I first tried Foster’s in Texas and thought it pretty good at the time. It came in this huge can that we joked about being a magic, never-emptying can, because we could get maybe three glasses out of it. All of the Aussies I know here in Bangkok disparage it.

I think most of the “Japanese” beer in the U.S. is also brewed in Canada.

Why Canada? Probably so they can still stamp “Imported” on it when sold in the U.S.

The Fosters Group owns a lot of brands of beer, but the stuff sold as “Fosters” is not drunk much here. The whole “Fosters is Australian for beer” thing is what is technically described as “a blatant lie”.

I always get a Fosters draft with my steak at Outback. I’ve never bothered buying it for home. I get Dos Equis draft at my local Mexican place. Don’t buy that for home either.

Almost no-one drinks Foster’s here, and many bottleshops and liquor stores don’t even stock it.

It’s possible to get the “authentic” stuff (ie, the stuff brewed in the country the beer is from) if you go to the right decent sized or specialist place.

Tiger Beer sold in Singapore tastes nothing like the stuff you get in Australia, even though according to the last bottle I had here, they were both brewed in Singapore.

Heh.
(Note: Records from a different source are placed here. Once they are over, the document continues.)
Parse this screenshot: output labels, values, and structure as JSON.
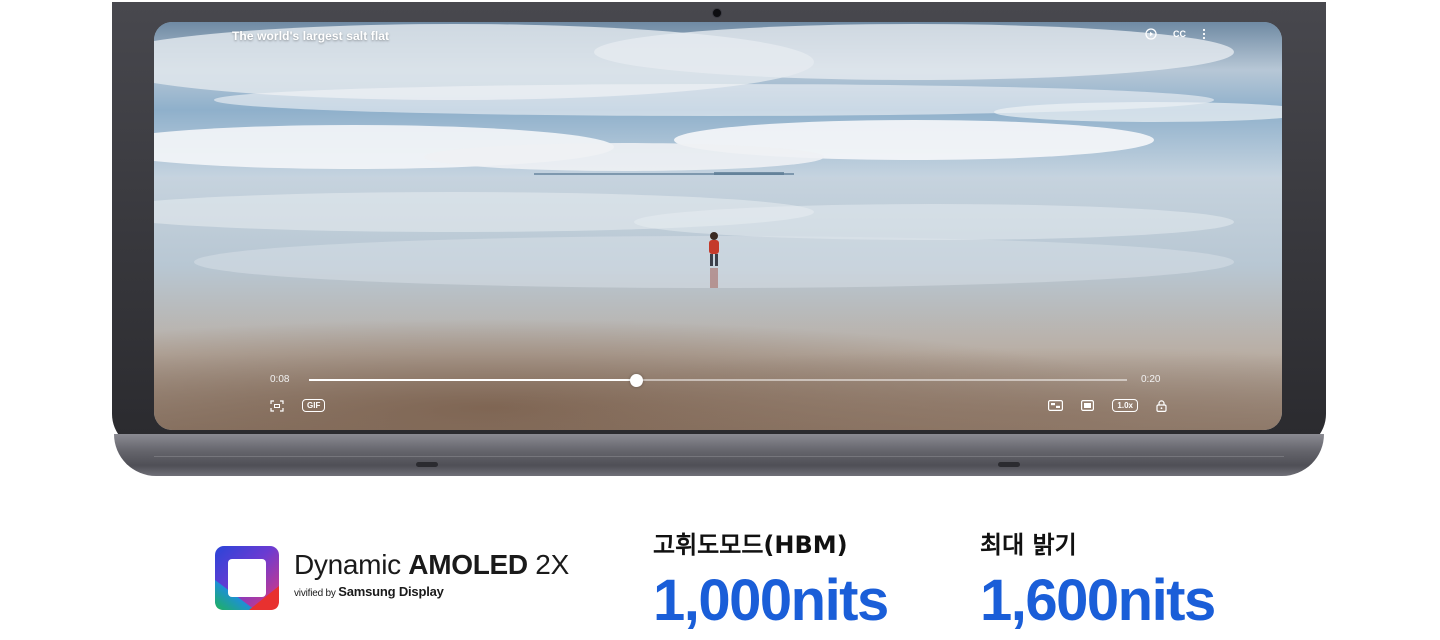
{
  "video": {
    "title": "The world's largest salt flat",
    "current_time": "0:08",
    "duration": "0:20",
    "progress": 0.4,
    "cc_label": "CC",
    "gif_label": "GIF",
    "speed_label": "1.0x",
    "icons": [
      "play-circle-icon",
      "more-vertical-icon",
      "screenshot-capture-icon",
      "pip-icon",
      "popup-view-icon",
      "lock-icon"
    ]
  },
  "display": {
    "brand_light": "Dynamic ",
    "brand_bold": "AMOLED",
    "brand_suffix": " 2X",
    "vivified": "vivified",
    "by": " by ",
    "samsung_display": "Samsung Display"
  },
  "specs": [
    {
      "label": "고휘도모드(HBM)",
      "value": "1,000nits"
    },
    {
      "label": "최대 밝기",
      "value": "1,600nits"
    }
  ],
  "colors": {
    "accent": "#1a5ed8",
    "text": "#111111"
  }
}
When I was in Maui I had a beer that is traditionally brewed in Japan, but the can said Canada. I had to do some math to see which was closer. Would it have sucked less had it actually been from Japan?
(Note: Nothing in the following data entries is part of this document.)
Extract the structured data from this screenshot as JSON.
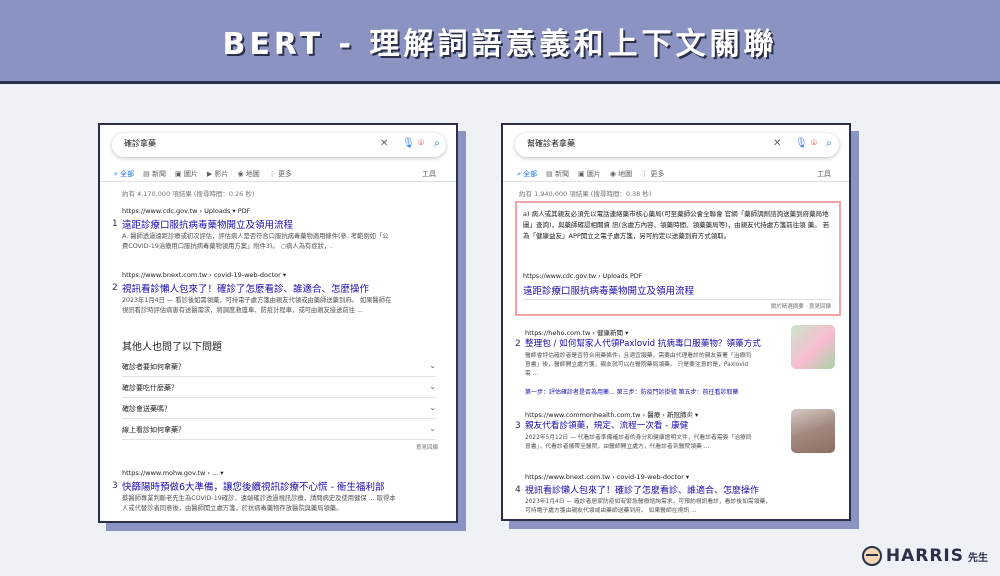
{
  "banner": {
    "title": "BERT - 理解詞語意義和上下文關聯"
  },
  "colors": {
    "banner_bg": "#8b93c3",
    "dark": "#2b2f4a",
    "link": "#1a0dab",
    "highlight_border": "#f1a3a8"
  },
  "tabs": [
    "全部",
    "新聞",
    "圖片",
    "影片",
    "地圖",
    "更多"
  ],
  "tools_label": "工具",
  "left": {
    "query": "確診拿藥",
    "stats": "約有 4,170,000 項結果 (搜尋時間：0.26 秒)",
    "results": [
      {
        "num": "1",
        "url": "https://www.cdc.gov.tw › Uploads ▾ PDF",
        "title": "遠距診療口服抗病毒藥物開立及領用流程",
        "snippet1": "A. 醫師透過遠距診療或初次評估，評估病人是否符合口服抗病毒藥物適用條件(參. 考範例如「公",
        "snippet2": "費COVID-19治療用口服抗病毒藥物領用方案」附件3)。 ○病人為有症狀，."
      },
      {
        "num": "2",
        "url": "https://www.bnext.com.tw › covid-19-web-doctor ▾",
        "title": "視訊看診懶人包來了！確診了怎麼看診、誰適合、怎麼操作",
        "snippet1": "2023年1月4日 — 看診後如需領藥，可持電子處方箋由親友代領或由藥師送藥到府。 如果醫師在",
        "snippet2": "視訊看診時評估病患有送醫需求，將調度救護車、防疫計程車，或可由親友接送前往 ..."
      }
    ],
    "paa_title": "其他人也問了以下問題",
    "paa": [
      "確診者要如何拿藥？",
      "確診要吃什麼藥？",
      "確診會送藥嗎？",
      "線上看診如何拿藥？"
    ],
    "feedback": "意見回饋",
    "result3": {
      "num": "3",
      "url": "https://www.mohw.gov.tw › ...  ▾",
      "title": "快篩陽時預做6大準備，讓您後續視訊診療不心慌 - 衛生福利部",
      "snippet1": "蔡醫師專業判斷老先生為COVID-19確診，遠端確診透過視訊診療，請問病史及使用健保 ... 取得本",
      "snippet2": "人或代替診者同意後，由醫師開立處方箋，於抗病毒藥物存放醫院與藥局領藥。"
    }
  },
  "right": {
    "query": "幫確診者拿藥",
    "stats": "約有 1,940,000 項結果 (搜尋時間：0.38 秒)",
    "featured_text": "a) 病人或其親友必須先以電話連絡藥市核心藥局(可至藥師公會全聯會 官網「藥師調劑諮詢送藥到府藥局地圖」查詢)，與藥師確認相關資 訊(含處方內容、領藥時間、領藥藥局等)，由親友代持處方箋前往領 藥。 若為「健康益友」APP開立之電子處方箋，另可約定以送藥到府方式領取。",
    "featured_url": "https://www.cdc.gov.tw › Uploads  PDF",
    "featured_title": "遠距診療口服抗病毒藥物開立及領用流程",
    "featured_meta": "關於精選摘要   ·   意見回饋",
    "results": [
      {
        "num": "2",
        "url": "https://heho.com.tw › 健康新聞  ▾",
        "title": "整理包 / 如何幫家人代領Paxlovid 抗病毒口服藥物？領藥方式",
        "snippet1": "醫師會評估確診者是否符合用藥條件，且適宜服藥，需要由代理看診的親友簽署「治療同",
        "snippet2": "意書」後，醫師開立處方箋，親友就可以在醫院藥局領藥。 只是要注意的是，Paxlovid",
        "snippet3": "需 ...",
        "sublinks": "第一步：評估確診者是否為用藥...   第三步：防疫門診掛號   第五步：前往看診取藥"
      },
      {
        "num": "3",
        "url": "https://www.commonhealth.com.tw › 醫療 › 新冠肺炎  ▾",
        "title": "親友代看診領藥，規定、流程一次看 - 康健",
        "snippet1": "2022年5月12日 — 代看診者準備確診者的身分和健康證明文件，代看診者需簽「治療同",
        "snippet2": "意書」，代看診者攜帶至醫院，由醫師開立處方，代看診者到醫院領藥 ..."
      },
      {
        "num": "4",
        "url": "https://www.bnext.com.tw › covid-19-web-doctor  ▾",
        "title": "視訊看診懶人包來了！確診了怎麼看診、誰適合、怎麼操作",
        "snippet1": "2023年1月4日 — 確診者居家防疫如有緊急醫療諮詢需求，可預約視訊看診，看診後如需領藥，",
        "snippet2": "可持電子處方箋由親友代領或由藥師送藥到府。 如果醫師在視訊 ..."
      }
    ]
  },
  "logo": {
    "name": "HARRIS",
    "suffix": "先生"
  }
}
I imagine the economics of beer distribution favour exporting your product in shipping containers and actually made in the home country early in the distribution cycle. This works to test the new market and to rely on the “imported” label as some sort of heuristic measure of quality and desirability in the minds of potential customers, so that you can charge premium prices.

If the market grows, the economies of scale switch to producing it in the target country for the reasons others have said - exporting essentially water is very expensive, and excise and tax regimes can be worked around more easily for a now-local product.

And if I recall correctly, Fosters got a big kick along about the time the Barry McKenzie image of Australians was being promoted. He drank Fosters, IIRC, and that may be why the idea of Fosters as popularly Australian has gained traction.

But I don’t know anyone who would drink it.

And Canada is 7000 km wide. Depending on where it was brewed in Canada, Japan may have been closer.

Plus perhaps also Monty Pyton’s Bruce sketch which came out at about the same time if not earlier.

Hmm, perhaps I was misremembering the importer versus brewing location. I don’t recall the last time I had it.